October 20, 2004

Europe and the world

CERN reaches 50

by Scott Martens

We ought not let an anniversary like the 50th birthday of the Centre Europ?en pour la Recherche Nucl?aire go unmentionned. Like many non-EU European institutions, involvement often extends beyond the frontiers of the continent.

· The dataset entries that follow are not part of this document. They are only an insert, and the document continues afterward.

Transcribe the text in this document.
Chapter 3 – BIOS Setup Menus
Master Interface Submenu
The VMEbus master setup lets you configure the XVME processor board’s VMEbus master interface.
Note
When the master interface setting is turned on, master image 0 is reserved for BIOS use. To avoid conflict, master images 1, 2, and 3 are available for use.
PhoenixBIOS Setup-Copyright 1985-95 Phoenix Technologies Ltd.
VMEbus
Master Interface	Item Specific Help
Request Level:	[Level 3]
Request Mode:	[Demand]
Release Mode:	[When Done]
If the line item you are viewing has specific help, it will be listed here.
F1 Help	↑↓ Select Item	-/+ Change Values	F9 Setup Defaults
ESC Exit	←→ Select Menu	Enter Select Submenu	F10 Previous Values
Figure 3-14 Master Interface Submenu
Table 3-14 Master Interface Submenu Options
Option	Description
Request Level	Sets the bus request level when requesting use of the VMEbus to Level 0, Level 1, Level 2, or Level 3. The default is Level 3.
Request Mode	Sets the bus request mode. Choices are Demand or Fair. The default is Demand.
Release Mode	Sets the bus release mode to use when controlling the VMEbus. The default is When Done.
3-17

Besides its 20 European members (Austria, Belgium, Bulgaria, the Czech Republic, Denmark, Finland, France, Germany, Greece, Hungary, Italy, The Netherlands, Norway, Poland, Portugal, the Slovak Republic, Spain, Sweden, Switzerland and the United Kingdom), it has a number of “Observer” delegations that are able to attend meetings and receive documents (the European Commission, India, Israel, Japan, the Russian Federation, Turkey, UNESCO and the USA) and a long list of other non-members, many non-European, who nonetheless participate substantially in its projects (Algeria, Argentina, Armenia, Australia, Azerbaijan, Belarus, Brazil, Canada, China, Croatia, Cyprus, Estonia, Georgia, Iceland, India, Iran, Ireland, Mexico, Morocco, Pakistan, Peru, Romania, Serbia, Slovenia, South Africa, South Korea, Taiwan and the Ukraine). Funding comes from both members and non-members.

Of course, CERN is also remembered for a minor spin-off of its early investment in computer networking: the Web.

2 Responses
  1. Tobias Says:

    You mean it wasn’t Al Gore?

  2. Scott Martens Says:

    Nope, he invented the Internet. Two different protocol layers.